Jedenfalls ist es erstaunlich über alle Maßen, wie diese Geschichten sämtlich wie Radien auf denselben Mittelpunkt loslaufen. Hauthal sagt zwar: Das sind alte Traditionen von Vorvätern, die noch mit dem Tier lebten. Das sieht aber doch seltsam nach einer Ausrede um jeden Preis aus. Schließlich hat auch Ramon Lista ein Tier gesehen und angeschossen, das in der Hauptsache paßte. Hauthal meint, weder in den Grasebenen, noch in der Waldregion Patagoniens könne ein so auffälliges großes Tier den Ansiedlern entgangen sein, wenn es noch lebte. Und im vergletscherten, nahrungslosen Hochgebirge werde man es nicht suchen wollen. Ich meine aber, gerade hier gibt die geheimnisvolle Höhle einen Fingerzeig. Sie zeigt uns den alten Recken mit seiner hörnernen Siegfrieds-Haut als den Bewohner schmaler, finsterer Erdklüfte. Wie viele solcher Klüfte mag das rauheste, südlichste Patagonien gegen Feuerland herab noch enthalten. Und wer ist dort bei Nacht herumgeschweift, um den Gast der Tiefe auf seinen streng nächtlichen Streifereien zu beobachten.

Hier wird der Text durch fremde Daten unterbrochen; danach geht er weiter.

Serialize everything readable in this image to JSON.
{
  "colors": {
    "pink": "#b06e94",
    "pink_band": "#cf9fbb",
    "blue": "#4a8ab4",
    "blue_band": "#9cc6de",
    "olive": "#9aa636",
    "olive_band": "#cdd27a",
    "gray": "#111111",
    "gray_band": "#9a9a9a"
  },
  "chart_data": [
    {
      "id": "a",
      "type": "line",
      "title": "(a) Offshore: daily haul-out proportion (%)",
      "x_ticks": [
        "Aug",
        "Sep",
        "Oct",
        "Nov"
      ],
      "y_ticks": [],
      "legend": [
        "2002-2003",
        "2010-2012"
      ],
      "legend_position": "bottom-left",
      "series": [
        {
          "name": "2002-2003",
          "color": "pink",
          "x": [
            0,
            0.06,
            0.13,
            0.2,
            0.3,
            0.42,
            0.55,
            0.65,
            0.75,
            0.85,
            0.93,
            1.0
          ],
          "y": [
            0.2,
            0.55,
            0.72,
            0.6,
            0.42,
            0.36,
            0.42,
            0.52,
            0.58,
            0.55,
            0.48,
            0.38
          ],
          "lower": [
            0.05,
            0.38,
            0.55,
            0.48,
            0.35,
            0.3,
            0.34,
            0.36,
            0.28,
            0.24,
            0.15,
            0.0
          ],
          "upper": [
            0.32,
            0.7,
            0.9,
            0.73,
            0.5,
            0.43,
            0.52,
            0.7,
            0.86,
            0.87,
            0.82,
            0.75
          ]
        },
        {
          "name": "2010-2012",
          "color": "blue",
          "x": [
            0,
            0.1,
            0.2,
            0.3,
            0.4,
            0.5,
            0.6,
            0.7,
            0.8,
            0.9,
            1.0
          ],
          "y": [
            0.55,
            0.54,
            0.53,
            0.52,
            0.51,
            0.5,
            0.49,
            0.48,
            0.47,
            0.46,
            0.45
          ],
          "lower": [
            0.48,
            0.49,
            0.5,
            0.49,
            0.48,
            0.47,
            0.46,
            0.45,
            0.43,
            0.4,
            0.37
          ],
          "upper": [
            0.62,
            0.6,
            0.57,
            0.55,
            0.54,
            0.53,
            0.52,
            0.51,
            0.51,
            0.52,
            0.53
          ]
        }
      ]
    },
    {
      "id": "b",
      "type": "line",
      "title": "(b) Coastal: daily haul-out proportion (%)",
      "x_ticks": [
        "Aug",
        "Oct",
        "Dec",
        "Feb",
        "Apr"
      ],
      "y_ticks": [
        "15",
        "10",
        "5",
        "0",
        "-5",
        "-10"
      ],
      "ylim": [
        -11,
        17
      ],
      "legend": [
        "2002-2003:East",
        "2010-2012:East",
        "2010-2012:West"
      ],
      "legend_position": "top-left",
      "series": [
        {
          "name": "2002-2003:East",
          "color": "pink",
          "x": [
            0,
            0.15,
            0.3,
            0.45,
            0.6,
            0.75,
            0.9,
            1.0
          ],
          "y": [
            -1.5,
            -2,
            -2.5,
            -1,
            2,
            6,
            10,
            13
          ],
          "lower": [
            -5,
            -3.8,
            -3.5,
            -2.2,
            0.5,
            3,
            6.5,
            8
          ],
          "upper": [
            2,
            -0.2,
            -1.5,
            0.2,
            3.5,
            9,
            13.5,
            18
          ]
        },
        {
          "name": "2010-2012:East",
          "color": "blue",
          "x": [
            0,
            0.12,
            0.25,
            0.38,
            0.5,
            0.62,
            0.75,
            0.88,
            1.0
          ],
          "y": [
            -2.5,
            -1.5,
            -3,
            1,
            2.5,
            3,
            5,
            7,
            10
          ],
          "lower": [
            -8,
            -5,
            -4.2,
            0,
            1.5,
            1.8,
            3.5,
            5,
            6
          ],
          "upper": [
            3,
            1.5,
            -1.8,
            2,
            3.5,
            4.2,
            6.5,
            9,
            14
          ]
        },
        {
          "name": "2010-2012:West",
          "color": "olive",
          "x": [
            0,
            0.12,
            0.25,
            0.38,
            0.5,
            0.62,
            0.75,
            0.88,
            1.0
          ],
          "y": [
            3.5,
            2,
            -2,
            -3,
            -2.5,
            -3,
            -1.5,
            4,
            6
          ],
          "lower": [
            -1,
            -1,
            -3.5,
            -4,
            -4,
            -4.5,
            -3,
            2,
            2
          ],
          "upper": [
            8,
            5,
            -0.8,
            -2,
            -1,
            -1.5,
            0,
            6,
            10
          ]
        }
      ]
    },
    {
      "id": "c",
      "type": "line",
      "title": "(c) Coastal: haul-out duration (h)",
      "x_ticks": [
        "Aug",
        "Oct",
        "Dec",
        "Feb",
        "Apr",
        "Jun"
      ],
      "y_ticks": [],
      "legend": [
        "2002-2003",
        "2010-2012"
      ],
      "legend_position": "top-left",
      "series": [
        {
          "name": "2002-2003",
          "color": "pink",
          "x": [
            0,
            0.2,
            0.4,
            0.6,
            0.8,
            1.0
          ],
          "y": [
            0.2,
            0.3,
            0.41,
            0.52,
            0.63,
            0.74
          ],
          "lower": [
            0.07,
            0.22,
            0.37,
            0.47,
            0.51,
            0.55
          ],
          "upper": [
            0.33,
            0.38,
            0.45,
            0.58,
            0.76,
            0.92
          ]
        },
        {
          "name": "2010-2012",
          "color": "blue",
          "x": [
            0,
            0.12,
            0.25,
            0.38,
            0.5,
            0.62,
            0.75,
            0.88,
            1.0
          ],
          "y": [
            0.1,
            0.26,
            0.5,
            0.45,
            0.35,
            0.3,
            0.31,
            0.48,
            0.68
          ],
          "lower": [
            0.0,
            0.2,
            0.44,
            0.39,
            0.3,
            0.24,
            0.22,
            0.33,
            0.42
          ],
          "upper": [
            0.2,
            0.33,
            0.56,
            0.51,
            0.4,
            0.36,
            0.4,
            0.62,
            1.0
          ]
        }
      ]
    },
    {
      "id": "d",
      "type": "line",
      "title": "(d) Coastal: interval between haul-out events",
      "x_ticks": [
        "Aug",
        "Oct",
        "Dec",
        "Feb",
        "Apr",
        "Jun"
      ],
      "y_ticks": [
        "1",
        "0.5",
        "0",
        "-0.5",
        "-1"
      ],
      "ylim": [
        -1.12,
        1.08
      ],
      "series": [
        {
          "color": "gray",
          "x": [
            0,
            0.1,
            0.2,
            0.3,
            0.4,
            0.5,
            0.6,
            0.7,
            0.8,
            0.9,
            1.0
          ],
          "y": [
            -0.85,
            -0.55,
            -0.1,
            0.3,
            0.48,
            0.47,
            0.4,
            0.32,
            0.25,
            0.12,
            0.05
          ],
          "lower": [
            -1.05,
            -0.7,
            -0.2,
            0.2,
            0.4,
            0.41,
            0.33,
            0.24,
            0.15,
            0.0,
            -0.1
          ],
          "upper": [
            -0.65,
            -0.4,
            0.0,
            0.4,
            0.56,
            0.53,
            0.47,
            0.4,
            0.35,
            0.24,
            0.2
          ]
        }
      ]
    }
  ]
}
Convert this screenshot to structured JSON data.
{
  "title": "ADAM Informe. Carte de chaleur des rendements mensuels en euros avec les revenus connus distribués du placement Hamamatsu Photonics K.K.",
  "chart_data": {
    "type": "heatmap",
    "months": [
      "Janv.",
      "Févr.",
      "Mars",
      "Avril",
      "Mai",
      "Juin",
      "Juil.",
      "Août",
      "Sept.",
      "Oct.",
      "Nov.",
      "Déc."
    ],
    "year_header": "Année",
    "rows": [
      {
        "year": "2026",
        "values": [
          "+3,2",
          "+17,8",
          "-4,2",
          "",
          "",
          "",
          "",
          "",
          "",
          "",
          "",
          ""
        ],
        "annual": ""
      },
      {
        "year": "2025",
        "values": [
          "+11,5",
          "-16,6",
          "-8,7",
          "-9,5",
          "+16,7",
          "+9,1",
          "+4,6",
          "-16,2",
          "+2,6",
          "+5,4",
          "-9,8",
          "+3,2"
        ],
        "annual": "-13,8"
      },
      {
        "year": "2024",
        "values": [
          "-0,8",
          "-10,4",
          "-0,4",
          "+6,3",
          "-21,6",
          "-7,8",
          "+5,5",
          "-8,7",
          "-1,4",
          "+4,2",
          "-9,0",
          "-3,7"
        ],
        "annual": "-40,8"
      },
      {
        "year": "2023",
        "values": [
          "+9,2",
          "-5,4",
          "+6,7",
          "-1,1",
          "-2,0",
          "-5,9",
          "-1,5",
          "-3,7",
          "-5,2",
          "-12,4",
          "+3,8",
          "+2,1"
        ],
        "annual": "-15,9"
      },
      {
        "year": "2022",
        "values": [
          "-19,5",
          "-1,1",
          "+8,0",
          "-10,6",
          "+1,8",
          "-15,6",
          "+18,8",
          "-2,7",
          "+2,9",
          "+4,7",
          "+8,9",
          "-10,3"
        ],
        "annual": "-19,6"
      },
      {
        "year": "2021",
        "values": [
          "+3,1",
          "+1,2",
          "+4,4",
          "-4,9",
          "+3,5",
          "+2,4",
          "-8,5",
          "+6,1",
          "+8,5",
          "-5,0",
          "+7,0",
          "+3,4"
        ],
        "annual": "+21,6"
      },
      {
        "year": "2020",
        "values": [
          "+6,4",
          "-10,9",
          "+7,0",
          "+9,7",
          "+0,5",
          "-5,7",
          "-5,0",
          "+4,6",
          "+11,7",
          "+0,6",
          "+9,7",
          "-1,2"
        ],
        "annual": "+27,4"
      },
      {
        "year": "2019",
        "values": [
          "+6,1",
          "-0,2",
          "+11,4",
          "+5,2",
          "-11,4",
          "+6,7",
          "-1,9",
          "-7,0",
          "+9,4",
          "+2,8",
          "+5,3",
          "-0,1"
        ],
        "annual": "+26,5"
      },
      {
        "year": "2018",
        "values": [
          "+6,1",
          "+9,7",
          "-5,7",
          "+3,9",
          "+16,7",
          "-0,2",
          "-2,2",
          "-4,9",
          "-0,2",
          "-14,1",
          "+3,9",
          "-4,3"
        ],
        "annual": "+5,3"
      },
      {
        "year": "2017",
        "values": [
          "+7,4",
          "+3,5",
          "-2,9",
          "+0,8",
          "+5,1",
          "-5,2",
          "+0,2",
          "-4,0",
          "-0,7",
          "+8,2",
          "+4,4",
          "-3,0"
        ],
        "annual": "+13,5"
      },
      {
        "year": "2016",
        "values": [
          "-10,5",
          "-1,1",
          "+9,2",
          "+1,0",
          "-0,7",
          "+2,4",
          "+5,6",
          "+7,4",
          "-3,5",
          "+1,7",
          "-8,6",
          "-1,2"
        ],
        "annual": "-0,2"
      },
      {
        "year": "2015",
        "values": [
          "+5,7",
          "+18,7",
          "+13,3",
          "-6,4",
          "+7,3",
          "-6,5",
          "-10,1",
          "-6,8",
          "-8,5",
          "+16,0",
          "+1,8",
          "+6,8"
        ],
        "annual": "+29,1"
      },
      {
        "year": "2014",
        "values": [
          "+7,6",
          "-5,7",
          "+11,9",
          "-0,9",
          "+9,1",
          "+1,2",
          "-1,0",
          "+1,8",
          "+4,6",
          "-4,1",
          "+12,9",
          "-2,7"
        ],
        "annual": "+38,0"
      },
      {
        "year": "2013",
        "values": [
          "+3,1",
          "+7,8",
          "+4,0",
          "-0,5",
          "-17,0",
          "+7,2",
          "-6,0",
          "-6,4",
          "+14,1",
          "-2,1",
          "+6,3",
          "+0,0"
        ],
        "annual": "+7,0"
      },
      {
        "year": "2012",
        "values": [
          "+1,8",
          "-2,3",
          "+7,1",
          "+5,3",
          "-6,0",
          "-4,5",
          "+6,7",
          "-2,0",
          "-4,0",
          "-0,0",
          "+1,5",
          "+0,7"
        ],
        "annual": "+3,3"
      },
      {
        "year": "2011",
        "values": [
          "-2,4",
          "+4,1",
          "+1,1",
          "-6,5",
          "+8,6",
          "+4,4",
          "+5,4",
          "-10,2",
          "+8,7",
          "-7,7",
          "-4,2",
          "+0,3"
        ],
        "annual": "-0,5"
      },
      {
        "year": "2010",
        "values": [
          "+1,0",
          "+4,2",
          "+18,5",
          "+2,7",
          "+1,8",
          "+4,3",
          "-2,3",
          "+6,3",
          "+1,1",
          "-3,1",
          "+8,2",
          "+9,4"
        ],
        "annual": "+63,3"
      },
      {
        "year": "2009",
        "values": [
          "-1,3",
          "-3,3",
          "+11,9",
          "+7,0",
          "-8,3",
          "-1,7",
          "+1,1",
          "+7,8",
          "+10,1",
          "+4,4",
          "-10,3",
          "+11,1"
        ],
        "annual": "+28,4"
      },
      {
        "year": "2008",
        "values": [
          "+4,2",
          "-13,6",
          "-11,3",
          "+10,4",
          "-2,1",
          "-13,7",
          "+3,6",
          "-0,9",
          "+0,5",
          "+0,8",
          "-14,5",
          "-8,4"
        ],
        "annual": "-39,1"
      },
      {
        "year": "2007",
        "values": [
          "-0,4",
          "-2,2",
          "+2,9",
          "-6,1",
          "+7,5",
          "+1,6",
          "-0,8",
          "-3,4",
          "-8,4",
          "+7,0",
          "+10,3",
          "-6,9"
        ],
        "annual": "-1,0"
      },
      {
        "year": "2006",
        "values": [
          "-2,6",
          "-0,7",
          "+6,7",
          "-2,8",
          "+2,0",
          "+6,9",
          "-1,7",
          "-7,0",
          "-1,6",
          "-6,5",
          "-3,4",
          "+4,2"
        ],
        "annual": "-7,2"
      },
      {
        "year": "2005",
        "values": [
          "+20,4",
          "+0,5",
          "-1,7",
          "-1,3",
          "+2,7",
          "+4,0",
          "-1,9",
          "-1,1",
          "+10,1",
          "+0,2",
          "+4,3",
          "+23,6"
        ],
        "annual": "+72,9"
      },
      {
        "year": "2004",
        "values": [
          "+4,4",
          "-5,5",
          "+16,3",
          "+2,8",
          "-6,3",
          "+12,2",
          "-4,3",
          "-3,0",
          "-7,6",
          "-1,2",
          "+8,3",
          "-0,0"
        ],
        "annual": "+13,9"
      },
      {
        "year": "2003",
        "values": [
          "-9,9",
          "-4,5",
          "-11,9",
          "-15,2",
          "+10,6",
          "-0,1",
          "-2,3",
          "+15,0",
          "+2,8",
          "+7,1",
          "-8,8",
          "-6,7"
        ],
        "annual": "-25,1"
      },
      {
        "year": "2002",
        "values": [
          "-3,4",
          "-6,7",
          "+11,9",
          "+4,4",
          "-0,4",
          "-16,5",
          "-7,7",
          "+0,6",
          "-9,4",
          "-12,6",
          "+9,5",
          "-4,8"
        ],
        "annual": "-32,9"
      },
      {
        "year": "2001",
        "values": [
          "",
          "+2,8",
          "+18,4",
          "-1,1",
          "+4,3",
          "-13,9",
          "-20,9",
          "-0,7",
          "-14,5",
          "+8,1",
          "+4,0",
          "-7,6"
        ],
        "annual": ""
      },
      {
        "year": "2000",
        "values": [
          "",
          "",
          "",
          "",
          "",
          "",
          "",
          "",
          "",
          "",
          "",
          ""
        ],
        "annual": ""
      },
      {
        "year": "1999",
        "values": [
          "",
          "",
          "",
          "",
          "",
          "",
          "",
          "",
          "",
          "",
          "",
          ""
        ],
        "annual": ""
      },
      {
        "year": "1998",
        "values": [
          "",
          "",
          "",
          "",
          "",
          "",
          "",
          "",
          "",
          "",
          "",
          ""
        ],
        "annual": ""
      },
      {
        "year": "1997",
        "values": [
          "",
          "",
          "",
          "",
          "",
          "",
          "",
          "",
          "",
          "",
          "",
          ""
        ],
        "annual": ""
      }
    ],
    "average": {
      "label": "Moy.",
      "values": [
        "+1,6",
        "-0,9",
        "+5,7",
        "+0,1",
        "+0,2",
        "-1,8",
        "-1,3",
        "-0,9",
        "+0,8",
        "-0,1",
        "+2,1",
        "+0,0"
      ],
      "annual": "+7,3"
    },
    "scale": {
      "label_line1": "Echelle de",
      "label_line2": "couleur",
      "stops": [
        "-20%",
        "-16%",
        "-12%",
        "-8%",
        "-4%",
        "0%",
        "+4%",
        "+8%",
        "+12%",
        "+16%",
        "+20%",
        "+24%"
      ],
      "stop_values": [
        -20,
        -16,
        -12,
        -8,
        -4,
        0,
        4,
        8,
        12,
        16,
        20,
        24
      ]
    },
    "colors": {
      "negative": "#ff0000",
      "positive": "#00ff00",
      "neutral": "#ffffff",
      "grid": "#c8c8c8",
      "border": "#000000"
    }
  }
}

So ist es trotz allem noch immer so wahrscheinlich, wie solche heiklen Dinge überhaupt wahrscheinlich sein können, daß das Riesenfaultier doch noch in einer Glücksnacht der Tierkunde lebend gefaßt und auf seine Ausweispapiere streng geprüft werden könnte.
Wenn nicht, — dann hat es aber auch seine Schuldigkeit getan. Es hat uns über Goethes Darwinismus, über die Entwickelungslehre Darwins, über den Urmenschen und so und so viel anderes belehrt.